A nationwide campaign to fix crumbling roads and unsafe bridges kicked off in South Carolina Tuesday.
At a news conference in front of an asphalt manufacturing plant in Columbia, business leaders and South Carolina Congressman James Clyburn, D-6th District, called on Congress to pass a new six-year federal transportation bill.
The campaign will include billboards, newspaper ads and online ads. The campaign also has a website, www.FixAgingRoads.org.
They say the fact that Congress has not renewed the Federal Highway and Transit bill is costing the state jobs. "Our communities can't thrive and our businesses can't grow if they're saddled with potholes and unsafe bridges," says Bruce Turmail, with the business groups Americans for Transportation Mobility and the Transportation Construction Coalition.
New data from the Associated General Contractors of America show that five percent of Columbia's construction workers lost their jobs between July 2009 and July 2010.
The question is how to pay for the improvements. Rep. Clyburn says he supports a transaction fee of 0.25 percent on stock transactions. He says there's no support in Congress to pay for the transportation improvements by raising the federal gas tax, which is now 18.3 cents per gallon.
“Taxpayers bailed out Wall Street, which is back to business as usual, even paying out exorbitant bonuses. I believe it is time to have Wall Street pay back the taxpayers,” Congressman Clyburn said. “We shouldn’t fund a transportation bill by asking people to pay more at the gas pump, so I am asking that Wall Street repay Main Street."
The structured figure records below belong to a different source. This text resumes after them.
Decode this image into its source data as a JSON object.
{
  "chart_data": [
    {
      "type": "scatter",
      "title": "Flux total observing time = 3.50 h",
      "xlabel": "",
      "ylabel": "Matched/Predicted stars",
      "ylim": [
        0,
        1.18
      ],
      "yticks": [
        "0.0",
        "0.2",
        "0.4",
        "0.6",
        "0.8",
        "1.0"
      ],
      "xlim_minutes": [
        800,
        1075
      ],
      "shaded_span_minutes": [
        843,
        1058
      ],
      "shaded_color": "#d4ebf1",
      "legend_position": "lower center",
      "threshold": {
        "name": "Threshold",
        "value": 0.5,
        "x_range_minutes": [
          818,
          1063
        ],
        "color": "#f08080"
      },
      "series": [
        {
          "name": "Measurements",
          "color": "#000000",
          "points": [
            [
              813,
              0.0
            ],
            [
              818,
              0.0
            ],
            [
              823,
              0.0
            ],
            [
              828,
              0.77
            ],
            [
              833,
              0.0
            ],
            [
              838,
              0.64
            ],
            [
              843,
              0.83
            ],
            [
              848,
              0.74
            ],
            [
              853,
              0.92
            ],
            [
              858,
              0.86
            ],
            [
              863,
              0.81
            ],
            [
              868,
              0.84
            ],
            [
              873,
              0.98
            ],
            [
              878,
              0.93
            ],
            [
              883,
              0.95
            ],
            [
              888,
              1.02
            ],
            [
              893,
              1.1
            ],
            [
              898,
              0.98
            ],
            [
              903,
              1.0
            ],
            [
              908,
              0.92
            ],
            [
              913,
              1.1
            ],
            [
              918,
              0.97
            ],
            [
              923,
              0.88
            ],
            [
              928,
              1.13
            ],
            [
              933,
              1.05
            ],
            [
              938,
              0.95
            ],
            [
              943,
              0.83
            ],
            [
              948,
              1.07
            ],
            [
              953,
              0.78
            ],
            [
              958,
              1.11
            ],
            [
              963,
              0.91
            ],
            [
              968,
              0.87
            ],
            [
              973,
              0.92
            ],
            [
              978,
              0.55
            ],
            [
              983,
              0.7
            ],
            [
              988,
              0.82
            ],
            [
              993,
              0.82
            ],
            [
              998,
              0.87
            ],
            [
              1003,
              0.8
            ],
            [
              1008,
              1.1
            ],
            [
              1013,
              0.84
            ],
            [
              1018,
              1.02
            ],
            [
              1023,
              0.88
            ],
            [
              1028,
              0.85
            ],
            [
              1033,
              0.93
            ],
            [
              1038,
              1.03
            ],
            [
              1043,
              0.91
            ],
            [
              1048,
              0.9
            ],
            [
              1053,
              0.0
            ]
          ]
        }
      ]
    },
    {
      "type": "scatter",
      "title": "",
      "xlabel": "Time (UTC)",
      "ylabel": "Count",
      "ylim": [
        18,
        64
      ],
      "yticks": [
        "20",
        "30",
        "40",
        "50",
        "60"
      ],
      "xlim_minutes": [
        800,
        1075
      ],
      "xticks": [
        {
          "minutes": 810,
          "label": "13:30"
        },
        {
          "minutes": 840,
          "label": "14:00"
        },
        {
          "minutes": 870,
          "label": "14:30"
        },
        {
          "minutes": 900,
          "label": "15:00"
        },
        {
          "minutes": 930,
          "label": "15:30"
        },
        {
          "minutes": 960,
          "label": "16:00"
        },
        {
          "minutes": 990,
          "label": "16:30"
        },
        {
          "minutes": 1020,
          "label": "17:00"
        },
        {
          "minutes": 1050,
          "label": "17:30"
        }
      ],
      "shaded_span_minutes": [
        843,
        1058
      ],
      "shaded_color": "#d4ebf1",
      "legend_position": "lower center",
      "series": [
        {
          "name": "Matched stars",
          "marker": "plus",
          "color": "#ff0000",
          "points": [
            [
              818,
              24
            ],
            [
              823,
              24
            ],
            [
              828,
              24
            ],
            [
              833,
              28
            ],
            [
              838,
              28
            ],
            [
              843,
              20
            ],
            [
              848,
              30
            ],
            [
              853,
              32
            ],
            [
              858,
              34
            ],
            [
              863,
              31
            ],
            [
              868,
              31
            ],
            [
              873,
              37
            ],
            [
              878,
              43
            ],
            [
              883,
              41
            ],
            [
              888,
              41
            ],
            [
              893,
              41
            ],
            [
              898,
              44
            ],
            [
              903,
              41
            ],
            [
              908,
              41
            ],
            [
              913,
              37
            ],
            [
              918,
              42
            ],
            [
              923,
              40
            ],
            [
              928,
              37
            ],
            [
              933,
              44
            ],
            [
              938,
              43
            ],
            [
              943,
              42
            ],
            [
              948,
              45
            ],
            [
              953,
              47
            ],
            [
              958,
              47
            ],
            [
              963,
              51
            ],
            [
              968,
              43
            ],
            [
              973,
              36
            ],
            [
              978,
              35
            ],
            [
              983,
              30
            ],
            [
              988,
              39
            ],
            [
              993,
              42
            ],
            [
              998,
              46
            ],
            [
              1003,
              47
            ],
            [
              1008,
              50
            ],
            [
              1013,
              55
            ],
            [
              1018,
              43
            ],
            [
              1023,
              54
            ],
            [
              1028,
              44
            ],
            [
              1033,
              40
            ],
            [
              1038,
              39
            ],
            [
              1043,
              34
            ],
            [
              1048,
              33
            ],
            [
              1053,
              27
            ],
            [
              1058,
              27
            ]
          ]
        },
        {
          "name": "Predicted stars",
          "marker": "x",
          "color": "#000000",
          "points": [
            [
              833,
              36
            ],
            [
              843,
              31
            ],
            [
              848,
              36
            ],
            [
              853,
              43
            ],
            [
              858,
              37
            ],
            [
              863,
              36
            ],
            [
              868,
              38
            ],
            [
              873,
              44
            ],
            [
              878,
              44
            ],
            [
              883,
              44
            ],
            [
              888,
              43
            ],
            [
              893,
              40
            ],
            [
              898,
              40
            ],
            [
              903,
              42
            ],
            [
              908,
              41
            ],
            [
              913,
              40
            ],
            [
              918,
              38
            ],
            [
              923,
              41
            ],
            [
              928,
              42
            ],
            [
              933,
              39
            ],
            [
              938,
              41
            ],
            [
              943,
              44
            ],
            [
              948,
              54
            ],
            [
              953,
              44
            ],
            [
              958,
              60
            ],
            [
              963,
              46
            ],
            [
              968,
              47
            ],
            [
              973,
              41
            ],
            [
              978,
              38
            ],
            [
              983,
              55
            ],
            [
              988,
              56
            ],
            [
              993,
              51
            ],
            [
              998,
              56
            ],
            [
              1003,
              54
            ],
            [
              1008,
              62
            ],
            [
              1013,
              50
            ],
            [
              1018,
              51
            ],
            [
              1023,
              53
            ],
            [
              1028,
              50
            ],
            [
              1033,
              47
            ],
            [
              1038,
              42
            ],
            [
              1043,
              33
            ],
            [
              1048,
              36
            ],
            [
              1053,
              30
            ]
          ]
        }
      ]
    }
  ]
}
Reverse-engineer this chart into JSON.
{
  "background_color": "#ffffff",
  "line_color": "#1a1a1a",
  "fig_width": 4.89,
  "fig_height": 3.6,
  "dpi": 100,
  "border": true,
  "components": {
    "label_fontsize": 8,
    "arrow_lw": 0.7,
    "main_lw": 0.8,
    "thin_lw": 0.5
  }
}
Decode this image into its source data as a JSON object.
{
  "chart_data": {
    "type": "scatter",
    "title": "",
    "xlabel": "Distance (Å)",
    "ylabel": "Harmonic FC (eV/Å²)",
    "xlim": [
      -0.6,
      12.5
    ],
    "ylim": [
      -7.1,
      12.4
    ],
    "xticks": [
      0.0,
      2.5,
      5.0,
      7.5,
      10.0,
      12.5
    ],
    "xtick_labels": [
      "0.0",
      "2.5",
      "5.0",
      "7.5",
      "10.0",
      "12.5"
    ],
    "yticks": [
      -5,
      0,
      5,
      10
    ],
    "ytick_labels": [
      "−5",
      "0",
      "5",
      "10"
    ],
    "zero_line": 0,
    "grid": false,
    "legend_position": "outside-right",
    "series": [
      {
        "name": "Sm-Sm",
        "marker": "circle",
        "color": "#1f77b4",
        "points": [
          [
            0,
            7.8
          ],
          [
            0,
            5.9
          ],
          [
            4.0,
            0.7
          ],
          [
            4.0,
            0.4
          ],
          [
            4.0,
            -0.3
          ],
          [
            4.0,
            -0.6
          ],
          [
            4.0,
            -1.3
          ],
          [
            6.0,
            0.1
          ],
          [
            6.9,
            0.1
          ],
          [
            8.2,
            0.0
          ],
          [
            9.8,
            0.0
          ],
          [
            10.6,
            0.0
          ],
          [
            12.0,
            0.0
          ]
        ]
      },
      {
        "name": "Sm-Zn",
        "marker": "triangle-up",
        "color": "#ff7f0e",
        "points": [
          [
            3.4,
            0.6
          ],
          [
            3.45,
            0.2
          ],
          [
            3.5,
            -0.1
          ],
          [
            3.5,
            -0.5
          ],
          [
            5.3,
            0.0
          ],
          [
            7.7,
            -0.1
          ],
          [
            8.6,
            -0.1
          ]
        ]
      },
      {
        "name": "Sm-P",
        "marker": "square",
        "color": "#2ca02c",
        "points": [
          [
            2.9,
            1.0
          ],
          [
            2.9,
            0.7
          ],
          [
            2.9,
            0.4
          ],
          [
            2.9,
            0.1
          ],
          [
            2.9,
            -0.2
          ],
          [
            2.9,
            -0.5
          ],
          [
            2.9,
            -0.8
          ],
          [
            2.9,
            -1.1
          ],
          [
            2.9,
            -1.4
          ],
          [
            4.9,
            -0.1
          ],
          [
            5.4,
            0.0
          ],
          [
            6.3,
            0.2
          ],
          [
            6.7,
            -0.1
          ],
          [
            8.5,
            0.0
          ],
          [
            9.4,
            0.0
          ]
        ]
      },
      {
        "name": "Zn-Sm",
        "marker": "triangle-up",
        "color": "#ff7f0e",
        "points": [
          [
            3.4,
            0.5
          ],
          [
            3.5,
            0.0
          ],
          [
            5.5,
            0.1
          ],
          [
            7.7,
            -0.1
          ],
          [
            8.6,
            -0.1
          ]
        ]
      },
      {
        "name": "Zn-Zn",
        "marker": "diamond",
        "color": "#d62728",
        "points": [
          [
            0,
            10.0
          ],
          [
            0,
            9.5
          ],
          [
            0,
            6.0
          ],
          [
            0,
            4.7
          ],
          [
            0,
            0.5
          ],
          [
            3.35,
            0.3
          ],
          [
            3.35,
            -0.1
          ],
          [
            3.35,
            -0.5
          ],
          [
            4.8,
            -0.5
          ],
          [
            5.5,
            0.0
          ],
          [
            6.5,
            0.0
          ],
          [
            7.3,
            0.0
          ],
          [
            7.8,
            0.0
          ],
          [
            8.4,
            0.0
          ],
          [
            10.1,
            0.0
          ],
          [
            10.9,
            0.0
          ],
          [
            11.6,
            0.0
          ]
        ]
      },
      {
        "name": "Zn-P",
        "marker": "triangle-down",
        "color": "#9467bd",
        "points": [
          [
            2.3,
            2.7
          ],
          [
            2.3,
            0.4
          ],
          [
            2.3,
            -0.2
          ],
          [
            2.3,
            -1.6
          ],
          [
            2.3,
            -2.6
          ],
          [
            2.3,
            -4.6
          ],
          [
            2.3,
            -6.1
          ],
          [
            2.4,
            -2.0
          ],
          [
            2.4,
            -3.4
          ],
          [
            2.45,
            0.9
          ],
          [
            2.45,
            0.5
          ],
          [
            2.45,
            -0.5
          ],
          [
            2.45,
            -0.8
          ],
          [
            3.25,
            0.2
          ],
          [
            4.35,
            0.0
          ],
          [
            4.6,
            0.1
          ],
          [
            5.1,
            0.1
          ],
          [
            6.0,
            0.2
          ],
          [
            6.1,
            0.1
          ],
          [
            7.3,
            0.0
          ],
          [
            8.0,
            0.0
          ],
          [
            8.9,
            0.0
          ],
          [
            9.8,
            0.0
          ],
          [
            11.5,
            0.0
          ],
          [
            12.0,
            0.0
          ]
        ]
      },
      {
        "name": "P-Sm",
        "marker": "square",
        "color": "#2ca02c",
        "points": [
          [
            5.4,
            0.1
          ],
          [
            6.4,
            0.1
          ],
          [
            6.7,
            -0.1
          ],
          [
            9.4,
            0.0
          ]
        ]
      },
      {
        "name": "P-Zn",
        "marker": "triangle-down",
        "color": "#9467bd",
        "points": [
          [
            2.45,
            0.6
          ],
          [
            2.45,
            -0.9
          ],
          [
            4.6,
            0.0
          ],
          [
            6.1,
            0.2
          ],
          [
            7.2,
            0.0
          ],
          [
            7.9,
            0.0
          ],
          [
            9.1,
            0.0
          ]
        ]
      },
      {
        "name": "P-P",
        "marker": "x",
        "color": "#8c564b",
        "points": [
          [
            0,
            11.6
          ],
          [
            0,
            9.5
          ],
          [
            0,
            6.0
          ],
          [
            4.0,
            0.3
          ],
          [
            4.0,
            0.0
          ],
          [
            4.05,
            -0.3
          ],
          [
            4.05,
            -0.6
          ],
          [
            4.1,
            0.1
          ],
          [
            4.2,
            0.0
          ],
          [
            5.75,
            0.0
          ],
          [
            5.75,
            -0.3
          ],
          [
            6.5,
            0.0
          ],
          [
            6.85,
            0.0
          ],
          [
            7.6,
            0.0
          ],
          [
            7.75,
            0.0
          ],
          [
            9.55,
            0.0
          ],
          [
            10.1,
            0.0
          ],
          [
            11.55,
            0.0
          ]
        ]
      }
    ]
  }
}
He says the transaction tax would hit Wall Street speculators and would be painless to average South Carolinians.
Economists estimate the new tax would raise about $100 billion annually, enough to pay for the transportation bill reauthorization and still have $50 billion to pay down the deficit, Clyburn says.
But when asked whether a tax on stock transactions would be passed along to everyone with a 401(k), he said the nation has been involved in two wars without ever paying for them.
"Putting all of that on credit cards. And so it seems to me that the time has come for all of us to make some form of sacrifice for these two wars that we have fought," he says.
Republicans in Congress have been holding up the transportation bill because they don't want to raise taxes or increase the deficit to pay for it.